President Joe Biden received his Covid-19 vaccine booster shot on Monday afternoon at the White House just days after booster doses were approved by federal health officials.
"We know that to beat this pandemic and to save lives ... we need to get folks vaccinated," Biden said during remarks ahead of his shot. "So, please, please do the right thing. Please get these shots. It can save your life and it can save the lives of those around you."
The President received his first two doses of the Covid-19 vaccine ahead of his inauguration in January. The 78-year-old President qualified for a booster dose since he received his second Pfizer/BioNTech Covid-19 vaccine more than six months ago and is in an eligible age group.
The President said first lady Jill Biden would also be getting a booster shot soon but she was not present on Monday afternoon -- the President said she was teaching. The first lady is a professor at Northern Virginia Community College outside Washington.
Biden joked on Monday about how he is "way over" the age of 65, which is part of the reason he is eligible for the shot. He said he didn't have any side effects after getting his first or second Covid-19 vaccine shots.
"Boosters are important, but the most important thing we need to do is get more people vaccinated," Biden said.
He noted that Americans who are fully vaccinated are already highly protected from severe illness, and urged people who have not gotten their first shots to do so as soon as possible.
The President said: "The vast majority of Americans are doing the right thing. Over 77% of adults have gotten at least one shot. About 23% haven't gotten any shots, and that distinct minority is causing an awful lot of us an awful lot of damage for the rest of the country."

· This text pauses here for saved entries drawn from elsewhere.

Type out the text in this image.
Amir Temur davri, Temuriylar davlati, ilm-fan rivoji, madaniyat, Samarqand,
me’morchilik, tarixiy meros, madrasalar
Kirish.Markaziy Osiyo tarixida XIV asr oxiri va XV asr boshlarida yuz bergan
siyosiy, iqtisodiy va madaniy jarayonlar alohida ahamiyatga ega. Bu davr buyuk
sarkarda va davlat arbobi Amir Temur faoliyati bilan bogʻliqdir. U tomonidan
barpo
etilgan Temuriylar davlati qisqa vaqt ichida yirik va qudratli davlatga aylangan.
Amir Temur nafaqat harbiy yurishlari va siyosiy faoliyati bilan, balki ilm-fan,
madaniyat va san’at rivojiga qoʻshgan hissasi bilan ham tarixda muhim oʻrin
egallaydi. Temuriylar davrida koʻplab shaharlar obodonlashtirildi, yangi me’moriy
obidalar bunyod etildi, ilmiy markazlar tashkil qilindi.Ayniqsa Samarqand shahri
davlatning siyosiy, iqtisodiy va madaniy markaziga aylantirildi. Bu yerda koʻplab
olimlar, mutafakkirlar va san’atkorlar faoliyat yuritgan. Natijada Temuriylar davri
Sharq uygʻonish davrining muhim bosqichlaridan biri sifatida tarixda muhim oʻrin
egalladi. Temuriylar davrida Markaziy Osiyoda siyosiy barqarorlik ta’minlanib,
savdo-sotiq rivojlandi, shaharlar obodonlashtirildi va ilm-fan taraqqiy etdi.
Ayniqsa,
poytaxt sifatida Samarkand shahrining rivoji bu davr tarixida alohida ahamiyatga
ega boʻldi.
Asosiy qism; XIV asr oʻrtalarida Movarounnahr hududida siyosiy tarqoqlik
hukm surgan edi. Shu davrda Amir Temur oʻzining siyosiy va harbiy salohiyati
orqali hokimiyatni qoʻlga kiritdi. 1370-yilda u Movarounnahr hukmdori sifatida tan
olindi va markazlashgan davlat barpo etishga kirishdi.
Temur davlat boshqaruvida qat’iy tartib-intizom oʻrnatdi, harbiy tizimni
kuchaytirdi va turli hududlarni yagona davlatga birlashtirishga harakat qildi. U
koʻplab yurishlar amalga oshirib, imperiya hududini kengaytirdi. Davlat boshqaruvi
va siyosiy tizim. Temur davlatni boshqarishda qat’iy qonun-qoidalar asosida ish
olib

"This is a pandemic of the unvaccinated. That's why I'm moving forward with vaccination requirements wherever I can," Biden said.
The President said on Wednesday he would be traveling to Chicago to speak about why he believes it is so important that more businesses are instituting their own vaccine requirements.
Early Friday morning, US Centers for Disease Control and Prevention Director Dr. Rochelle Walensky diverged from the agency's independent vaccine advisers to recommend boosters for a broader group of people -- those ages 18 to 64 who are at increased risk of Covid-19 because of their workplaces or institutional settings -- in addition to older adults, long-term care facility residents and some people with underlying health conditions.
The CDC recommendation includes the recommendations made by its Advisory Committee on Immunization Practices on Thursday when it voted to recommend boosters for people age 65 and older and residents of long-term care facilities who received the Pfizer/BioNTech Covid-19 vaccine series at least six months ago, and people ages 50 to 64 with underlying medical conditions.
The CDC also endorsed the vaccine advisers' recommendation that people ages 18 to 49 with underlying medical conditions may receive a booster based on their individual benefits and risks.
The US Food and Drug Administration last week gave emergency use authorization for a booster dose of Pfizer's Covid-19 vaccine in people 65 and older, people at high risk of severe disease and people whose jobs put them at risk of infection.
Biden spoke last week about the next phase of his administration's plan to combat the Covid-19 pandemic and contain the Delta variant after the CDC issued its booster shot recommendations. He stressed all of the guidance about boosters was left to scientists and doctors to determine and that his administration has always led with the science.
The President urged those eligible to get their booster shots as soon as possible and urged Americans to get their first shots if they have not already done so. Biden said the US already has all of the tools to beat the Covid-19 pandemic.
White House Covid-19 response coordinator Jeff Zients said Friday the US had secured enough supply for every American to receive a Covid-19 booster shot and that up to 20 million Americans had already hit the six-month mark and are therefore already eligible for the shot.
Zients said the Biden administration was prioritizing getting booster shots to the most vulnerable Americans — particularly residents and staff at long-term care facilities — as quickly as possible. Zients said eligible Americans would be able to receive a booster shot at roughly 80,000 locations across the country, including more than 40,000 local pharmacies.
The booster shot rollout also comes as the US is set to significantly increase the number of Covid-19 vaccines it will ship to foreign nations beginning in 2022 in an effort to end the pandemic worldwide. Biden announced last week the US was purchasing an additional 500 million Pfizer Covid-19 vaccines to donate to low- and lower-middle-income countries around the world. These vaccines bring the United States' total to over 1.1 billion vaccines donated to other countries.
This story has been updated with additional information.